Proponents of the legislation say that students have the opportunity to determine how to pay for their college education, while critics charge that students have access to other college scholarships and subsidies that reduce or even eliminate the need for school loans for themselves.
More than 116,000 students enrolled in a degree program at one of the State community college campuses in the school year 2008-09-approximately half of all degree students received financial aid. In the lectures to the federal student loan program shall have about 25,000 students loans from the Federal University. These borrowers accounted for approximately 10 percent of the State student loan recipients.
Community college campus Presidents who opposed the mandate to offer federal school loans say that their students do not need additional access to loans and that such students can access their federal loan dollars spend on non-essential and non-educational costs.
Other Presidents say that their college campuses dozens of scholarships and grants from the foundation that are not awarded because students simply do not apply for the funds. Still others say that their student body is primarily composed of students who are among the first in their families to attend college and don't have the background or resources to manage carefully academic loans.

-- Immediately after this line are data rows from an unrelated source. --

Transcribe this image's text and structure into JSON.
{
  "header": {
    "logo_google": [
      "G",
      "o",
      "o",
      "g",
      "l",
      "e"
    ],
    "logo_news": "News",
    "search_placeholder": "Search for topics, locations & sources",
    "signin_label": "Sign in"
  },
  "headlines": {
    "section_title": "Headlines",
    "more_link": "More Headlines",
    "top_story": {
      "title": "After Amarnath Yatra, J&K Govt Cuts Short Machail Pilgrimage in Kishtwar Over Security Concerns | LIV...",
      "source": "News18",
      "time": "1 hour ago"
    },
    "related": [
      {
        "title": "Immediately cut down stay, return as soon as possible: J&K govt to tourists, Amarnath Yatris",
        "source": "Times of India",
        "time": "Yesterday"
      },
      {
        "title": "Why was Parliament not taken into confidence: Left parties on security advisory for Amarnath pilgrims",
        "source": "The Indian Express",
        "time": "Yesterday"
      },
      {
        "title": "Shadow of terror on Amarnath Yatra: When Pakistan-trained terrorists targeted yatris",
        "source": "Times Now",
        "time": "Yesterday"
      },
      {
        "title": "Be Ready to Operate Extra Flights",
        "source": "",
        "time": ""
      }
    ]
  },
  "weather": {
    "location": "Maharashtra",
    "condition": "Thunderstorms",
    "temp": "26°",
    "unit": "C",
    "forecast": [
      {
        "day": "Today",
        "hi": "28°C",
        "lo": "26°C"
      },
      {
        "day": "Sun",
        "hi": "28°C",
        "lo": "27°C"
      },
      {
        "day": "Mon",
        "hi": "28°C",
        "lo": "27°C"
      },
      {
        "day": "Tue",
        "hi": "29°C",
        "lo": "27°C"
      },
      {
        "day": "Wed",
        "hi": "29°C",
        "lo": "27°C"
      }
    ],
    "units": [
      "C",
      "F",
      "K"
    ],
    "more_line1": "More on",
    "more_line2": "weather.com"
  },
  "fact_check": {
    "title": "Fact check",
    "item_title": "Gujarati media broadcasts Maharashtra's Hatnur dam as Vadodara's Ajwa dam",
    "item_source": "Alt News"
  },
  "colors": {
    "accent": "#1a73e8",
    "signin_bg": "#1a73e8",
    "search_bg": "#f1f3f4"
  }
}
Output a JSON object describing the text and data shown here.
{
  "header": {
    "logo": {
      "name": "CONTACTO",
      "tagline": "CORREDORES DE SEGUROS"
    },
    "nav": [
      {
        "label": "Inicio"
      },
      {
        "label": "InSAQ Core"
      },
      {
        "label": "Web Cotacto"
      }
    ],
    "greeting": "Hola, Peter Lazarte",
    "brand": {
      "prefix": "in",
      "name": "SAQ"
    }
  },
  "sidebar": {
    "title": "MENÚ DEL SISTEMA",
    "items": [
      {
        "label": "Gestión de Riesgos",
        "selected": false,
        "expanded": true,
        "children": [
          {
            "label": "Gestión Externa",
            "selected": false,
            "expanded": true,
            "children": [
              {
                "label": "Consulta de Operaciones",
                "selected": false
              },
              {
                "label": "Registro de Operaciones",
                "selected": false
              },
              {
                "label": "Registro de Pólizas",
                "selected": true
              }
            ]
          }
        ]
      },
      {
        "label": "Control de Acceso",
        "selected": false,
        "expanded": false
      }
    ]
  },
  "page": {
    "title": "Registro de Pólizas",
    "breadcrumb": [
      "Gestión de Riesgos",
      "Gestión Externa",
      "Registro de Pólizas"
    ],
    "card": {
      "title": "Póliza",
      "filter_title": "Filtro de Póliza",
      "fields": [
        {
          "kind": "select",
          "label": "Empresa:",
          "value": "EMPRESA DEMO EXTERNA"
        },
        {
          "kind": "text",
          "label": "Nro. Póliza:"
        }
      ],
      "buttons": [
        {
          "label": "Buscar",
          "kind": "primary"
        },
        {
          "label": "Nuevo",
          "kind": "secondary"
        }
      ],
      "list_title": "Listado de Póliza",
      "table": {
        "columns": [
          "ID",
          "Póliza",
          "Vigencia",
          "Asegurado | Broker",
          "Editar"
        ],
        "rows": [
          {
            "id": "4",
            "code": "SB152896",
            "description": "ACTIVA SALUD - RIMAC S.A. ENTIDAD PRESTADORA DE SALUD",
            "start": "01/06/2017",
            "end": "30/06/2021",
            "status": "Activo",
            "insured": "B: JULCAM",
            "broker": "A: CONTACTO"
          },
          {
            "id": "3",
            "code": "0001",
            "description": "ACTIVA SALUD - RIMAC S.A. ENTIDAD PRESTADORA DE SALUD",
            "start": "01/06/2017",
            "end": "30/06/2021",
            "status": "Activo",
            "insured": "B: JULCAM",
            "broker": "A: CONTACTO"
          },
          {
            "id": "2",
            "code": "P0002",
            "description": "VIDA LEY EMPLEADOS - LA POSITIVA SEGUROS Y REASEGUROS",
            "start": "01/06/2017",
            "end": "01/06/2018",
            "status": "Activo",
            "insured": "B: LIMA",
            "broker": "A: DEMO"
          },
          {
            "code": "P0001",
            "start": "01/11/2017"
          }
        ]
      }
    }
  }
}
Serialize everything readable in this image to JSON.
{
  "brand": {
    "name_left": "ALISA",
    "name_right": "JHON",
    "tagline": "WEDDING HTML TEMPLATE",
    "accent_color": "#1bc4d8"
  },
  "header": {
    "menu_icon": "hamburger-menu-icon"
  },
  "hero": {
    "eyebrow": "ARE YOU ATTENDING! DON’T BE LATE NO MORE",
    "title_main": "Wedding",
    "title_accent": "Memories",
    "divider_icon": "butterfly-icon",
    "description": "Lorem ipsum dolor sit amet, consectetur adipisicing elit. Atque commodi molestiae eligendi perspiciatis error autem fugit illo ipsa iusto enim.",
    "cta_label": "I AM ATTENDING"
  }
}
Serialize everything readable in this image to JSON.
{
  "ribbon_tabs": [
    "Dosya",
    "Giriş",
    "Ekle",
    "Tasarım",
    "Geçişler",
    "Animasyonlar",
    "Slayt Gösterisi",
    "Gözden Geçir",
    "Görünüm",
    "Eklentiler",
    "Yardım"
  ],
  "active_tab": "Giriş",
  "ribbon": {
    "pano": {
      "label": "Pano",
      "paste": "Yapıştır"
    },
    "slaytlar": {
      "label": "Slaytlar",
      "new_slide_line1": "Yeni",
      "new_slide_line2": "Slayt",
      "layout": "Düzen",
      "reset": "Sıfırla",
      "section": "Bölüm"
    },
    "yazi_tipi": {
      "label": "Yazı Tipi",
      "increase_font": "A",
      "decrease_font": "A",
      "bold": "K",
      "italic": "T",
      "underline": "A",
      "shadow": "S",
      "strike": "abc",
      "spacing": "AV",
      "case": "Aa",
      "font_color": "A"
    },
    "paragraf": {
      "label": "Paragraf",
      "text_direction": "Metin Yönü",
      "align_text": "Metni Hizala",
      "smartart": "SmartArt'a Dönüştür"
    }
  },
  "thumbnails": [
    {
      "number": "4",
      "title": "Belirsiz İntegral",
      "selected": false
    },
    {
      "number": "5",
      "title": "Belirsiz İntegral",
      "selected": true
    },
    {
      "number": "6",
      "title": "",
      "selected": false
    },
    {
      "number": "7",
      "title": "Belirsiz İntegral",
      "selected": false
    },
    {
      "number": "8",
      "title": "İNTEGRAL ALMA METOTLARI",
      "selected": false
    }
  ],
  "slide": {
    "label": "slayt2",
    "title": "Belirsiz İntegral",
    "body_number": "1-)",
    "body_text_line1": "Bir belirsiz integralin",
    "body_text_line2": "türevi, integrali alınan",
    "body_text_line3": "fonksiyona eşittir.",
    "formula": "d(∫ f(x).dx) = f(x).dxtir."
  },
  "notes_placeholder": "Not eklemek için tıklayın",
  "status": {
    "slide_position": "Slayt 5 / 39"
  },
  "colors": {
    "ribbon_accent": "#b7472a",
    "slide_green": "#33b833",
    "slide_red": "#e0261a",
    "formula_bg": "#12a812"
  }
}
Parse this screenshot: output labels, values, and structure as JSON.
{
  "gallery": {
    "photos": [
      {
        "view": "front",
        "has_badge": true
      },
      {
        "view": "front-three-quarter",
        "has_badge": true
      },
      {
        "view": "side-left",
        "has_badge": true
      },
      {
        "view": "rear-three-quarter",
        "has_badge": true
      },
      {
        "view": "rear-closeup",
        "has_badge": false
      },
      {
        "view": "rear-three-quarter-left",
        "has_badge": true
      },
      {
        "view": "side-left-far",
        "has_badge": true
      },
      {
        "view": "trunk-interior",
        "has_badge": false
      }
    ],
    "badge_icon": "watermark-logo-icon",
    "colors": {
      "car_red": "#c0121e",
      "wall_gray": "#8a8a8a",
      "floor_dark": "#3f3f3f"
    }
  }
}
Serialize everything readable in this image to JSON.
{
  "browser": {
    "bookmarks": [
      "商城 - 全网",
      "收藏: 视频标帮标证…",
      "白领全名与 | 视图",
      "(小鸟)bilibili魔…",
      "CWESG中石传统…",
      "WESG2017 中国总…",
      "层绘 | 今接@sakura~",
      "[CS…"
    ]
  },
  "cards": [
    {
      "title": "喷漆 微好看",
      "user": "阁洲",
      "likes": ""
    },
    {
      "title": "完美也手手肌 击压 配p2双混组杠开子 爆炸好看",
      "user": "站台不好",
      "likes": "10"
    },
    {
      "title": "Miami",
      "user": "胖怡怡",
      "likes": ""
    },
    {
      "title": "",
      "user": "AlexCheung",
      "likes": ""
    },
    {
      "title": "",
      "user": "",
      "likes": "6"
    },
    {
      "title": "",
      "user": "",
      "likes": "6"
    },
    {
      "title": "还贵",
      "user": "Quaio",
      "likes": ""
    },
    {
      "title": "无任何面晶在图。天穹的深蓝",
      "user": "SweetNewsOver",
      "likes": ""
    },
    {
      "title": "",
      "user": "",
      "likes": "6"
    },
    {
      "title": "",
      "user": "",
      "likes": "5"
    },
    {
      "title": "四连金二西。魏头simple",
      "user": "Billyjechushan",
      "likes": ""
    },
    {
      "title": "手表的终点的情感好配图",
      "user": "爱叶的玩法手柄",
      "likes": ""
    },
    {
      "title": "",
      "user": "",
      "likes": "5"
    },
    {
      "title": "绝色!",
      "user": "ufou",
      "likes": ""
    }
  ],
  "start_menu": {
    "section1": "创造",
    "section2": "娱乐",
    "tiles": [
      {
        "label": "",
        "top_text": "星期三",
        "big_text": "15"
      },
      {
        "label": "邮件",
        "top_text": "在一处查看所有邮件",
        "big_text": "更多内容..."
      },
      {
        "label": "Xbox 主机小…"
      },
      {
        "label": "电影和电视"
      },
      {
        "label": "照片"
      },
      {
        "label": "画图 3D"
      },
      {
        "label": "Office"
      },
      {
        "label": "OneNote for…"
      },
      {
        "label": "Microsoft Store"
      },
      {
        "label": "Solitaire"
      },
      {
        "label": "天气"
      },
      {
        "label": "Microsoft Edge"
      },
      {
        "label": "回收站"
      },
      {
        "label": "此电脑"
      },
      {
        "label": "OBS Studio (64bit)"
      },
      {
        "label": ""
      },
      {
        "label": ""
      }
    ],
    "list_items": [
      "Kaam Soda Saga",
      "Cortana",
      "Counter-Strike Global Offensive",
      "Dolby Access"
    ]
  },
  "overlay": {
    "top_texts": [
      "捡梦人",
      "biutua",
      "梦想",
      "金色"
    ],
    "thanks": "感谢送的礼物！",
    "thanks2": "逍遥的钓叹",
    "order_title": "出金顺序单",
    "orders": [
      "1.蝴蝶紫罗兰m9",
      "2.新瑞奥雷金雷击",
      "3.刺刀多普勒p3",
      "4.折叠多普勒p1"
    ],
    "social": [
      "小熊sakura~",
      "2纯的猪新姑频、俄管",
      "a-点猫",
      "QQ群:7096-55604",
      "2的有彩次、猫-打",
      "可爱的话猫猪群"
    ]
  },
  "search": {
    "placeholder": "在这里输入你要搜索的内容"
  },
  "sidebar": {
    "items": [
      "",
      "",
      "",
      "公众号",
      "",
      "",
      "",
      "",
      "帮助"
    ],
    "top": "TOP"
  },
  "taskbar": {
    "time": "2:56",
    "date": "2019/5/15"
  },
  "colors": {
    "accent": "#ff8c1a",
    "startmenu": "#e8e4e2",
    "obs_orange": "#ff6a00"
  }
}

The view that community college students school loans to help pay for their academic costs need not be supported by the American Association of Community Colleges, which States that community college programs are designed to specifically to minimize the need for substantial financial assistance.
However, while education costs at North Carolina's two-year colleges on average only slightly more than $ 1,800, the annual cost of attendance rises to more than 15,000 dollars when the cost of books, fees, and living is factored.
Not all campus heads of North Carolina's community colleges share the concerns about their students take on debt from loans from the Federal University. Some community colleges Welcome the legislation, saying that the provision of federal education loans is a way to ensure that their students need to be able to choose between staying in the classroom and paying for rent or childcare.
Deborah Lamm, President of Edgecombe Community College, a school in one of the poorest areas of the State, says that the students access to loans from the school to attend college because the need for financial aid increases. They took out a growth of nearly 50% of its school enrollment over the past two years and a jump in the number of students who Edgecombe school loans to 18 percent in 2009 from 8% in 2007.
Officials of the u.s. Department of education saying that none of the North Carolina community colleges participating in federal student loan program currently risk being penalized for high default rates.